Hasta que punto somos todxs unxs drogadxs...

La creencia es un arma. Lxs heterosexuales construyen una cárcel amatoria. Hemos visto como todo puede llegar a ser droga y como lxs capitalistas nos proveen de diversas drogas. Es momento de considerar más profundamente los afectos para analizar el régimen farmacopornográfico en el que “vivimos”.


El éxito de la tecnociencia contemporánea es transformar nuestra depresión en Prozac, nuestra masculinidad en testosterona, nuestra erección en Viagra, nuestra fertilidad/esterilidad en píldora anticonceptiva, nuestro sida en triterapia. Sin que sea posible saber qué viene antes, si la depresión o el Prozac, si el Viagra o la erección, si la testosterona o la masculinidad, si la píldora o la maternidad, si la triterapia o el sida. Esta producción en auto-feedback es la propia del poder farmacopornográfico en el cual vivimos hoy en día.

Un poco de historia

Durante el siglo XX, periodo en el que se lleva a cabo la materialización farmacopornográfica, la psicología, la sexología, la endocrinología han establecido su autoridad material transformando los conceptos de psiquismo, de libido, de conciencia, de feminidad y masculinidad, de heterosexualidad y homosexualidad en realidades tangibles, en sustancias químicas, en moléculas comercializables, en cuerpos, en biotipos humanos, en bienes de intercambio gestionables por las multinacionales farmacéuticas. Si la ciencia ha alcanzado el lugar hegemónico que ocupa como discurso y como práctica es precisamente gracias a su capacidad para inventar y producir artefactos vivos: es decir nuestros cuerpos y nuestras prácticas tal como los conocemos. Por eso la ciencia es la nueva religión/droga contemporánea porque tiene la capacidad de crear, y no simplemente de describir, la realidad. La testosterona corresponde, junto con la oxitocina (parto inducido), la serotonina (tratamientos por supuestas depresiones), la codeína (analgésico), la cortisona (anti-inflamatorio), el estrógeno (píldoras anticonceptivas), etc. al conjunto de moléculas disponibles hoy para fabricar la subjetividad y sus afectos.

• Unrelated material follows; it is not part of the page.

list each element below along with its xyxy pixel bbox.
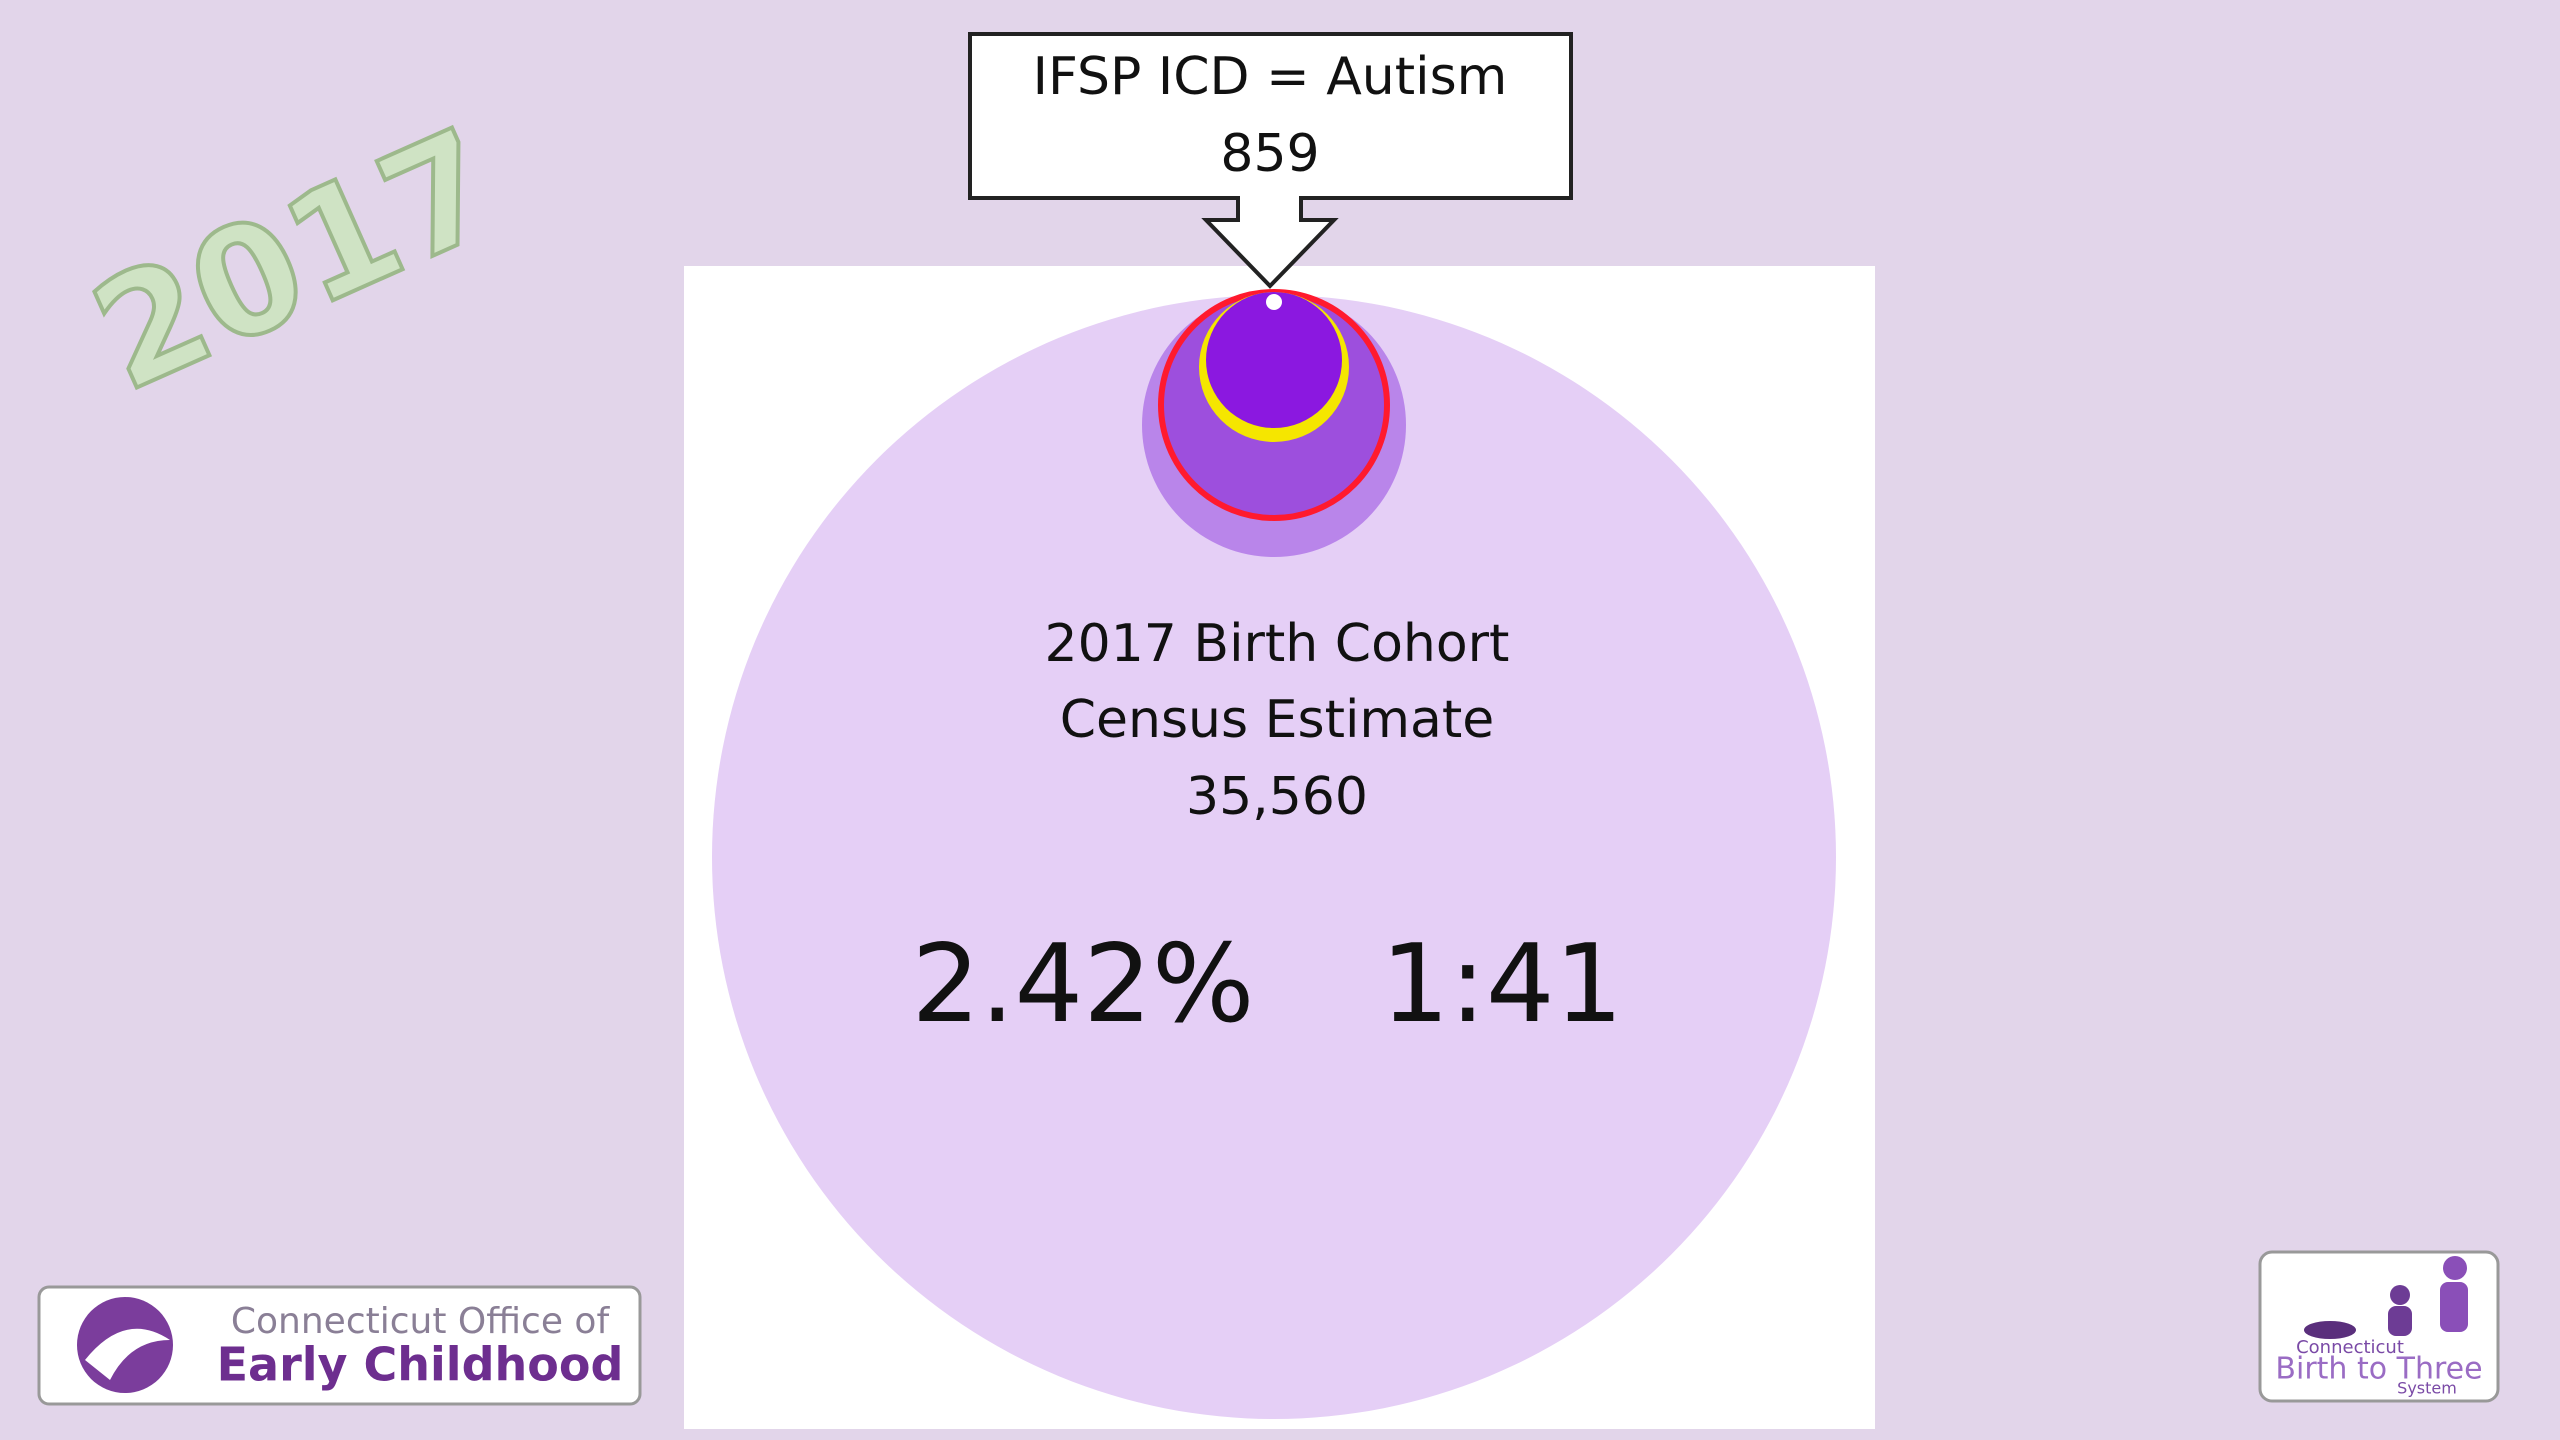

El objetivo de estas tecnologías farmacopornográficas es la producción de un cuerpo suficientemente dócil como para poner su capacidad total y abstracta de crear placer al servicio de la producción de capital.

Los comienzos de algunas de las drogas más comunes hoy día

En 1946 se inventa la primera píldora antibaby a base de estrógenos sintéticos -el estrógeno se convertirá pronto en la molécula farmacéutica más utilizada de toda la historia de la humanidad-. En 1947, los laboratorios Eli Lilly (Indiana, Estados Unidos) comercializan la molécula de metadona (el más simple de los opiáceos) como analgésicos, convirtiéndose en los años setenta en el tratamiento básico de sustitución en la adicción a la heroína; ese mismo año, el pseudo-psiquiatra norteamericano John Money inventa el término "género", diferenciándolo del tradicional "sexo", para nombrar la pertenencia de un individuo a un grupo culturalmente reconocido como "masculino" o "femenino" y afirma que es posible "modificar el género de cualquier bebé hasta los dieciocho meses".


Género

El género (feminidad /masculinidad) es una ecología política La certeza de ser varón o mujer es una ficción somático-política producida por un conjunto de tecnologías de domesticación del cuerpo, y técnicas farmacológicas y audiovisuales que fijan y delimitan nuestras potencialidades funcionando como filtros que producen distorsiones permanentes de la realidad que nos rodea. El género funciona como un programa operativo a través del cual se producen percepciones sensoriales que toman la forma de afectos, deseos, acciones, creencias, e identidades. Uno de los resultados característicos de esta tecnología de género es la producción de un saber interior sobre si mismo, de un sentido del Yo sexual que aparece como una realidad emocional evidente a la conciencia. “soy varón”, “soy mujer”, “soy heterosexual”, “soy homosexual”, son algunas de las formulaciones que condensan saberes específicos sobre uno mismo, actuando como los núcleos duros de la construcción político-simbólica sobre los cuerpos en torno a los cuales se aglutina todo un conjunto de prácticas y discursos.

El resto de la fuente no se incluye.